Le fado à Paris, dit-il, a une identité spécifique. « Comme à Lisbonne, il y a des circuits établis, plus petits bien sur, des codes, beaucoup de clichés aussi, car l’image du pays que peuvent avoir les immigrés de longue date demeure parfois figée, un répertoire qui évolue moins qu’a Lisbonne, très revivaliste, et qui fait le pont avec les thèmes du folklore, les marchas, choses moins courantes à Lisbonne. La communauté fadiste n’est pas très étendue, mais l’avantage de cette taille réduite est que tout le monde se connaît et qu’il n’y a pas les hiérarchies lisboètes, liées au vedettariat ». Pour Nuno, il s’agit d’une communauté à taille humaine, même si de ci de là, des conflits peuvent se produire, « mais il y a peu de gens méchants, et des gens comme Filipe De Sousa, Sousa Santos, Manuel Corgas ou Casimiro Silva m’ont beaucoup apporté ». Un des points qu’il souligne est la nécessité d’une transmission entre générations : chacun a sa place, ceci est important, mais il faut aussi se soucier de l’avenir.

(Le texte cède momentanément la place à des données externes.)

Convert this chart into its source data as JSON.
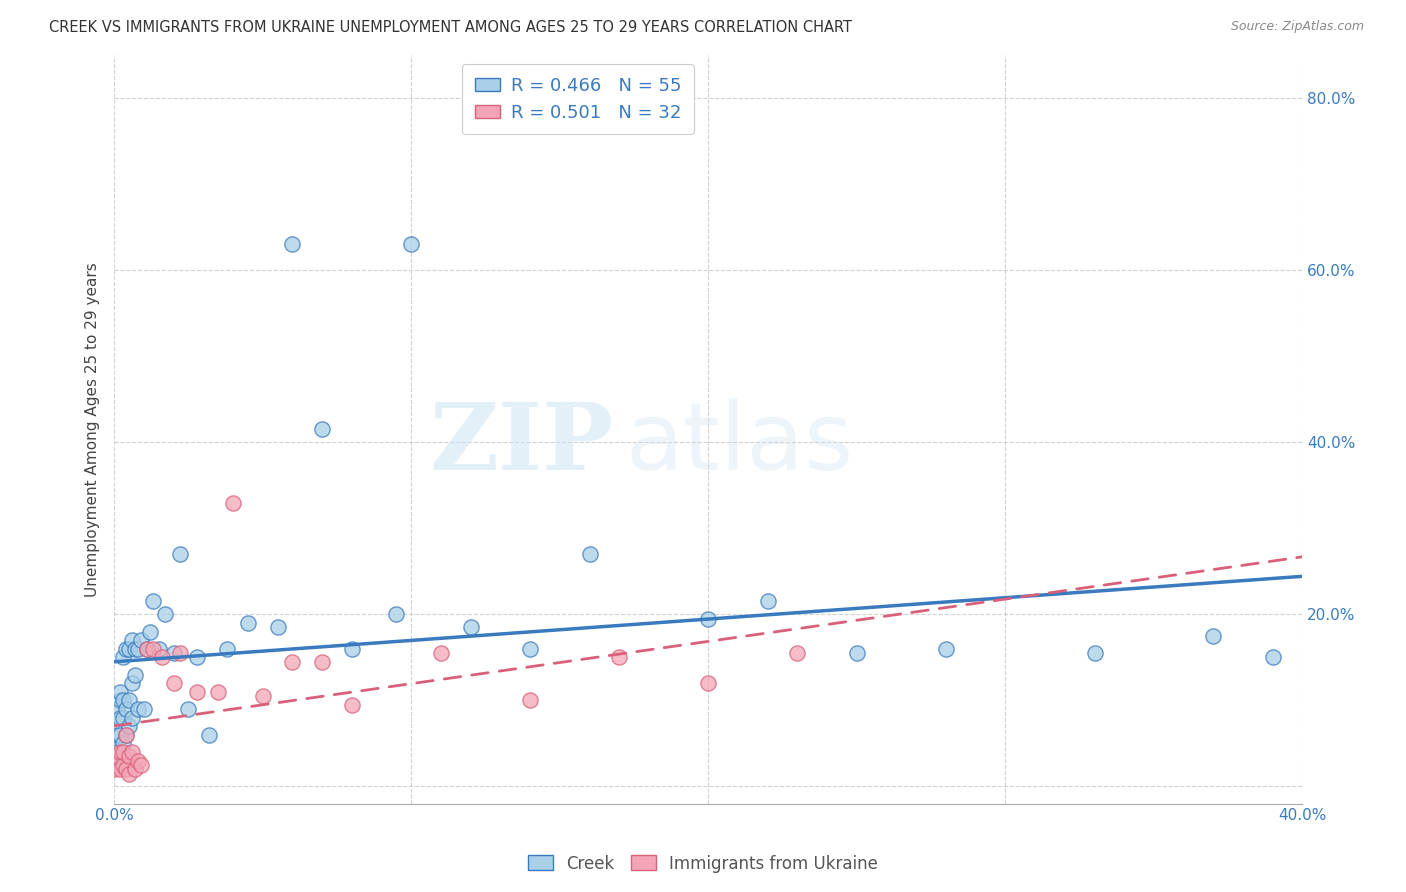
{
  "title": "CREEK VS IMMIGRANTS FROM UKRAINE UNEMPLOYMENT AMONG AGES 25 TO 29 YEARS CORRELATION CHART",
  "source": "Source: ZipAtlas.com",
  "ylabel": "Unemployment Among Ages 25 to 29 years",
  "legend_label1": "Creek",
  "legend_label2": "Immigrants from Ukraine",
  "r1": 0.466,
  "n1": 55,
  "r2": 0.501,
  "n2": 32,
  "color_creek": "#a8d0e8",
  "color_ukraine": "#f4a6b5",
  "color_creek_line": "#3a7abf",
  "color_ukraine_line": "#d9607a",
  "x_min": 0.0,
  "x_max": 0.4,
  "y_min": -0.02,
  "y_max": 0.85,
  "yticks": [
    0.0,
    0.2,
    0.4,
    0.6,
    0.8
  ],
  "xticks": [
    0.0,
    0.1,
    0.2,
    0.3,
    0.4
  ],
  "creek_x": [
    0.0,
    0.001,
    0.001,
    0.001,
    0.002,
    0.002,
    0.002,
    0.002,
    0.003,
    0.003,
    0.003,
    0.003,
    0.004,
    0.004,
    0.004,
    0.005,
    0.005,
    0.005,
    0.006,
    0.006,
    0.006,
    0.007,
    0.007,
    0.008,
    0.008,
    0.009,
    0.01,
    0.011,
    0.012,
    0.013,
    0.015,
    0.017,
    0.02,
    0.022,
    0.025,
    0.028,
    0.032,
    0.038,
    0.045,
    0.055,
    0.06,
    0.07,
    0.08,
    0.095,
    0.1,
    0.12,
    0.14,
    0.16,
    0.2,
    0.22,
    0.25,
    0.28,
    0.33,
    0.37,
    0.39
  ],
  "creek_y": [
    0.03,
    0.04,
    0.06,
    0.09,
    0.06,
    0.08,
    0.1,
    0.11,
    0.05,
    0.08,
    0.1,
    0.15,
    0.06,
    0.09,
    0.16,
    0.07,
    0.1,
    0.16,
    0.08,
    0.12,
    0.17,
    0.13,
    0.16,
    0.09,
    0.16,
    0.17,
    0.09,
    0.16,
    0.18,
    0.215,
    0.16,
    0.2,
    0.155,
    0.27,
    0.09,
    0.15,
    0.06,
    0.16,
    0.19,
    0.185,
    0.63,
    0.415,
    0.16,
    0.2,
    0.63,
    0.185,
    0.16,
    0.27,
    0.195,
    0.215,
    0.155,
    0.16,
    0.155,
    0.175,
    0.15
  ],
  "ukraine_x": [
    0.0,
    0.001,
    0.001,
    0.002,
    0.002,
    0.003,
    0.003,
    0.004,
    0.004,
    0.005,
    0.005,
    0.006,
    0.007,
    0.008,
    0.009,
    0.011,
    0.013,
    0.016,
    0.02,
    0.022,
    0.028,
    0.035,
    0.04,
    0.05,
    0.06,
    0.07,
    0.08,
    0.11,
    0.14,
    0.17,
    0.2,
    0.23
  ],
  "ukraine_y": [
    0.02,
    0.025,
    0.035,
    0.02,
    0.04,
    0.025,
    0.04,
    0.02,
    0.06,
    0.015,
    0.035,
    0.04,
    0.02,
    0.03,
    0.025,
    0.16,
    0.16,
    0.15,
    0.12,
    0.155,
    0.11,
    0.11,
    0.33,
    0.105,
    0.145,
    0.145,
    0.095,
    0.155,
    0.1,
    0.15,
    0.12,
    0.155
  ],
  "watermark_zip": "ZIP",
  "watermark_atlas": "atlas",
  "background_color": "#ffffff",
  "grid_color": "#cccccc"
}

A cet égard, l’Académie du fado est une très bonne nouvelle.

Si Nuno tient à dire ce qu’il doit au fado parisien, il est juste de dire aussi ce que le fado parisien lui doit, outre sa grande disponibilité musicale et intellectuelle. Nuno est attché aux enracinements fadistes, mais tout autant à ses évolutions auxquelles il apporte sa pierre, toujours partant pour de nouvelles expériences, comme l’illustrent ses participations aux soirées du Coin du fado et plus récemment du Lusofolie’s, servi notamment par une science du rythme pas si courante dans le fado, sans parler d’un sens aigu de la convivialité. Nuno, le Paris du fado te dit merci !

’1) Il est reparti depuis à Lisbonne, où il a ouvert une maison de fado, Coração da Sé, à Alfama. Il sera brièvement de retour à Paris dans quelques jours et donnera un concert au Lusofolie’s, accompagné par… Nuno Estevens, et Filipe De Sousa le 28 novembre prochain.